In their response to the crisis, communities and environmentally minded individuals are ahead of governments and municipal authorities. They segregate waste, compost at home, conduct “plastic free” social events and help recover materials that would otherwise just be dumped in the suburbs and wetlands. But, valuable as they are, voluntary efforts cannot achieve what systemic reform can. It is the Centre’s responsibility to ensure that the Environment (Protection) Act, the overarching law that enables anti-pollution rules to be issued, is implemented in letter and spirit. Ideally, regulation should help stop the manufacture of single-use plastic articles such as carry bags and cutlery, and encourage the use of biodegradable materials.

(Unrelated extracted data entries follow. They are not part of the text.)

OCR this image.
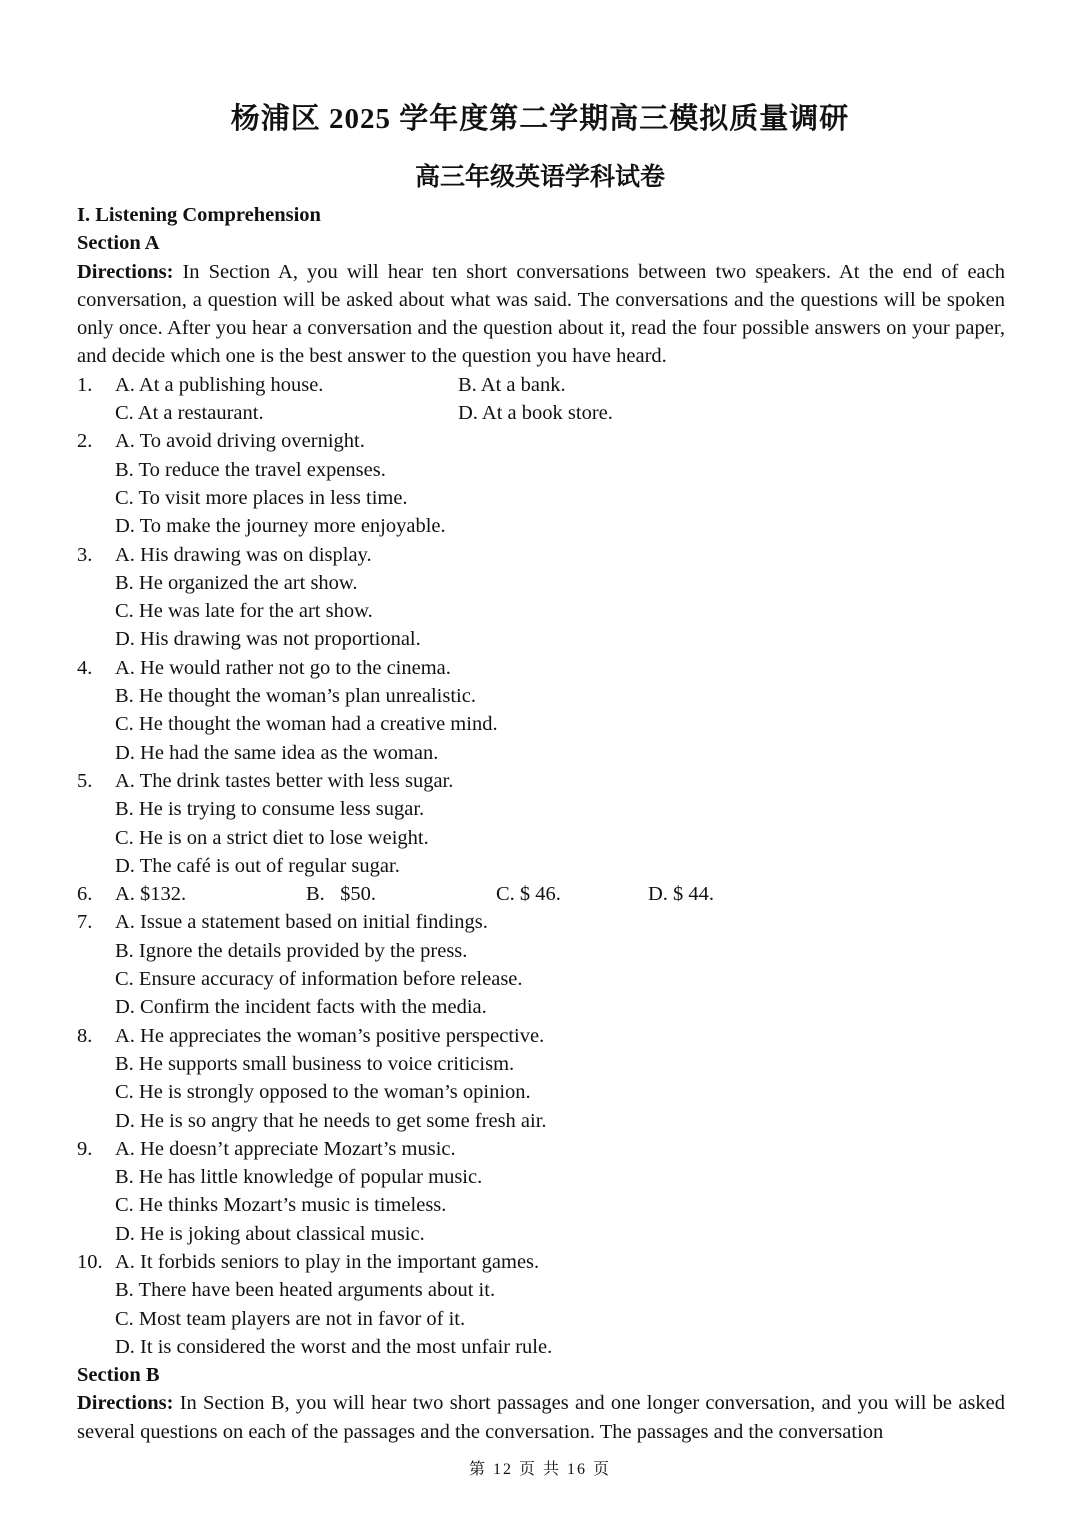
杨浦区 2025 学年度第二学期高三模拟质量调研
高三年级英语学科试卷
I. Listening Comprehension
Section A
Directions: In Section A, you will hear ten short conversations between two speakers. At the end of each conversation, a question will be asked about what was said. The conversations and the questions will be spoken only once. After you hear a conversation and the question about it, read the four possible answers on your paper, and decide which one is the best answer to the question you have heard.
1. A. At a publishing house.	B. At a bank.
C. At a restaurant.	D. At a book store.
2. A. To avoid driving overnight.
B. To reduce the travel expenses.
C. To visit more places in less time.
D. To make the journey more enjoyable.
3. A. His drawing was on display.
B. He organized the art show.
C. He was late for the art show.
D. His drawing was not proportional.
4. A. He would rather not go to the cinema.
B. He thought the woman’s plan unrealistic.
C. He thought the woman had a creative mind.
D. He had the same idea as the woman.
5. A. The drink tastes better with less sugar.
B. He is trying to consume less sugar.
C. He is on a strict diet to lose weight.
D. The café is out of regular sugar.
6. A. $132.	B.   $50.	C. $ 46.	D. $ 44.
7. A. Issue a statement based on initial findings.
B. Ignore the details provided by the press.
C. Ensure accuracy of information before release.
D. Confirm the incident facts with the media.
8. A. He appreciates the woman’s positive perspective.
B. He supports small business to voice criticism.
C. He is strongly opposed to the woman’s opinion.
D. He is so angry that he needs to get some fresh air.
9. A. He doesn’t appreciate Mozart’s music.
B. He has little knowledge of popular music.
C. He thinks Mozart’s music is timeless.
D. He is joking about classical music.
10. A. It forbids seniors to play in the important games.
B. There have been heated arguments about it.
C. Most team players are not in favor of it.
D. It is considered the worst and the most unfair rule.
Section B
Directions: In Section B, you will hear two short passages and one longer conversation, and you will be asked several questions on each of the passages and the conversation. The passages and the conversation
第 12 页 共 16 页
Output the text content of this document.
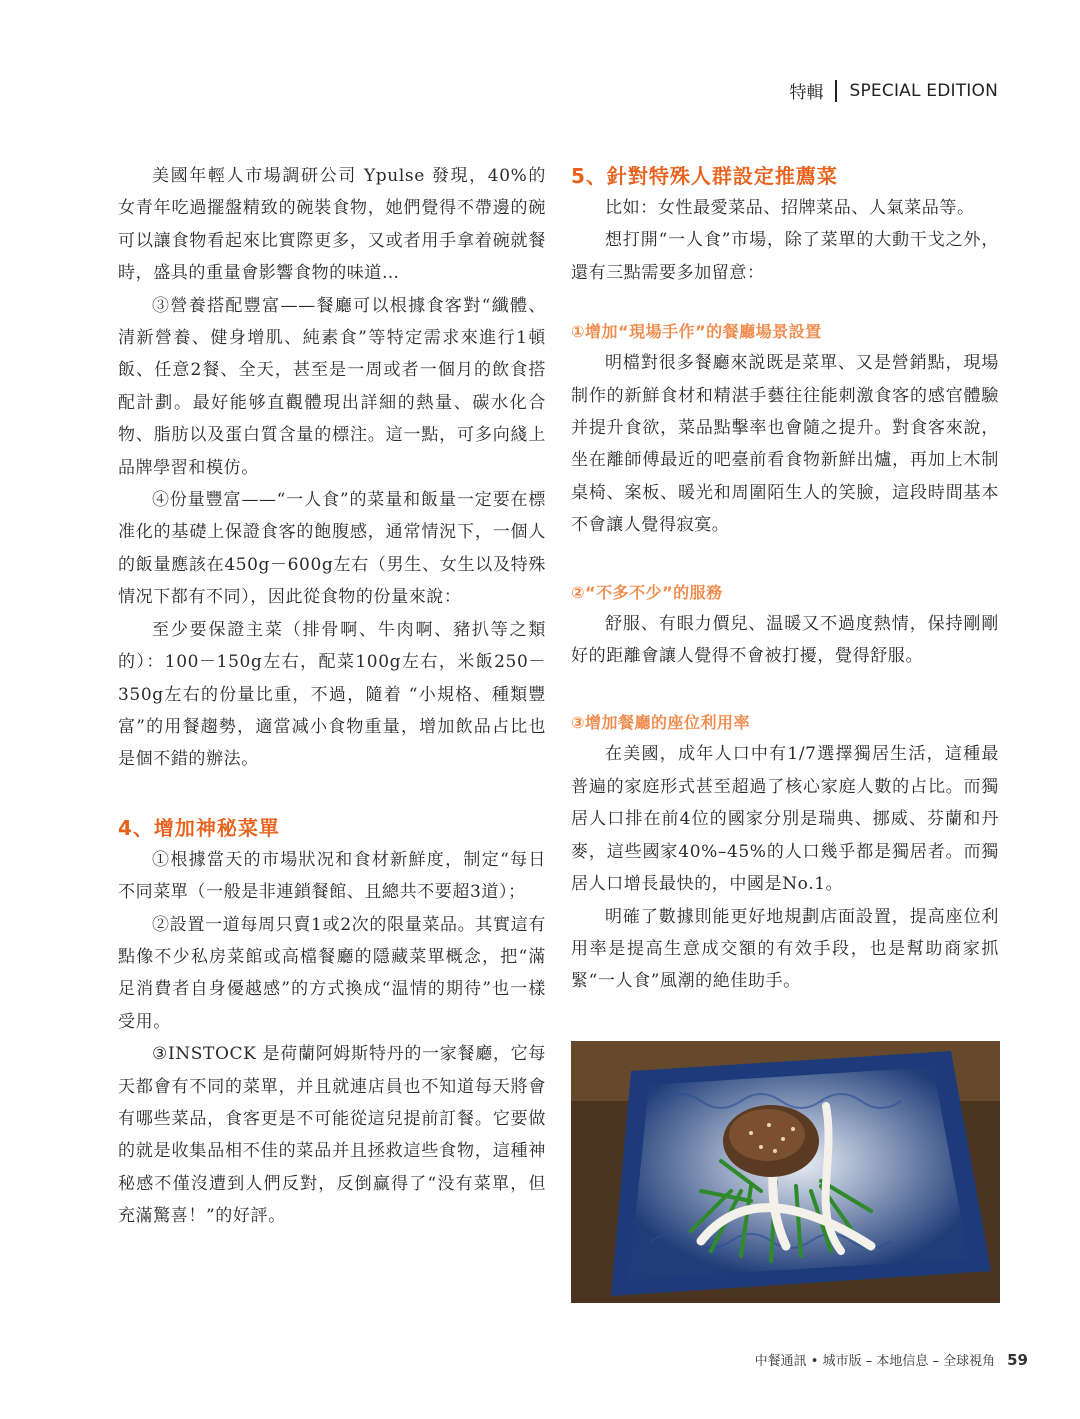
特輯 SPECIAL EDITION

美國年輕人市場調研公司 Ypulse 發現，40%的女青年吃過擺盤精致的碗裝食物，她們覺得不帶邊的碗可以讓食物看起來比實際更多，又或者用手拿着碗就餐時，盛具的重量會影響食物的味道…

③營養搭配豐富——餐廳可以根據食客對“纖體、清新營養、健身增肌、純素食”等特定需求來進行1頓飯、任意2餐、全天，甚至是一周或者一個月的飲食搭配計劃。最好能够直觀體現出詳細的熱量、碳水化合物、脂肪以及蛋白質含量的標注。這一點，可多向綫上品牌學習和模仿。

④份量豐富——“一人食”的菜量和飯量一定要在標准化的基礎上保證食客的飽腹感，通常情況下，一個人的飯量應該在450g－600g左右（男生、女生以及特殊情况下都有不同），因此從食物的份量來說：

至少要保證主菜（排骨啊、牛肉啊、豬扒等之類的）：100－150g左右，配菜100g左右，米飯250－350g左右的份量比重，不過，隨着 “小規格、種類豐富”的用餐趨勢，適當减小食物重量，增加飲品占比也是個不錯的辦法。

4、增加神秘菜單

①根據當天的市場狀况和食材新鮮度，制定“每日不同菜單（一般是非連鎖餐館、且總共不要超3道）；

②設置一道每周只賣1或2次的限量菜品。其實這有點像不少私房菜館或高檔餐廳的隱藏菜單概念，把“滿足消費者自身優越感”的方式換成“温情的期待”也一樣受用。

③INSTOCK 是荷蘭阿姆斯特丹的一家餐廳，它每天都會有不同的菜單，并且就連店員也不知道每天將會有哪些菜品，食客更是不可能從這兒提前訂餐。它要做的就是收集品相不佳的菜品并且拯救這些食物，這種神秘感不僅沒遭到人們反對，反倒赢得了“没有菜單，但充滿驚喜！”的好評。

5、針對特殊人群設定推薦菜

比如：女性最愛菜品、招牌菜品、人氣菜品等。

想打開“一人食”市場，除了菜單的大動干戈之外，還有三點需要多加留意：

①增加“現場手作”的餐廳場景設置

明檔對很多餐廳來説既是菜單、又是營銷點，現場制作的新鮮食材和精湛手藝往往能刺激食客的感官體驗并提升食欲，菜品點擊率也會隨之提升。對食客來說，坐在離師傅最近的吧臺前看食物新鮮出爐，再加上木制桌椅、案板、暖光和周圍陌生人的笑臉，這段時間基本不會讓人覺得寂寞。

②“不多不少”的服務

舒服、有眼力價兒、温暖又不過度熱情，保持剛剛好的距離會讓人覺得不會被打擾，覺得舒服。

③增加餐廳的座位利用率

在美國，成年人口中有1/7選擇獨居生活，這種最普遍的家庭形式甚至超過了核心家庭人數的占比。而獨居人口排在前4位的國家分別是瑞典、挪威、芬蘭和丹麥，這些國家40%–45%的人口幾乎都是獨居者。而獨居人口增長最快的，中國是No.1。

明確了數據則能更好地規劃店面設置，提高座位利用率是提高生意成交額的有效手段，也是幫助商家抓緊“一人食”風潮的絶佳助手。

中餐通訊 • 城市版 – 本地信息 – 全球視角 59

There is a challenge here, though. The provisions of the Plastic Waste Management Rules require manufacturers of compostable bags to get a certificate from the Central Pollution Control Board, but this has not stopped counterfeit products from entering the market. Local bodies mandated under rules to ensure segregation, collection and transfer of waste to registered recyclers have spectacularly failed to fulfil their responsibilities. The State Level Monitoring Committees provided for under the rules have not been made accountable. The waste management framework is dysfunctional, and Mr. Vardhan’s assertions on beating plastic pollution alone will not inspire confidence. India and the world face a plastics crisis. Solving it will take more than slogans.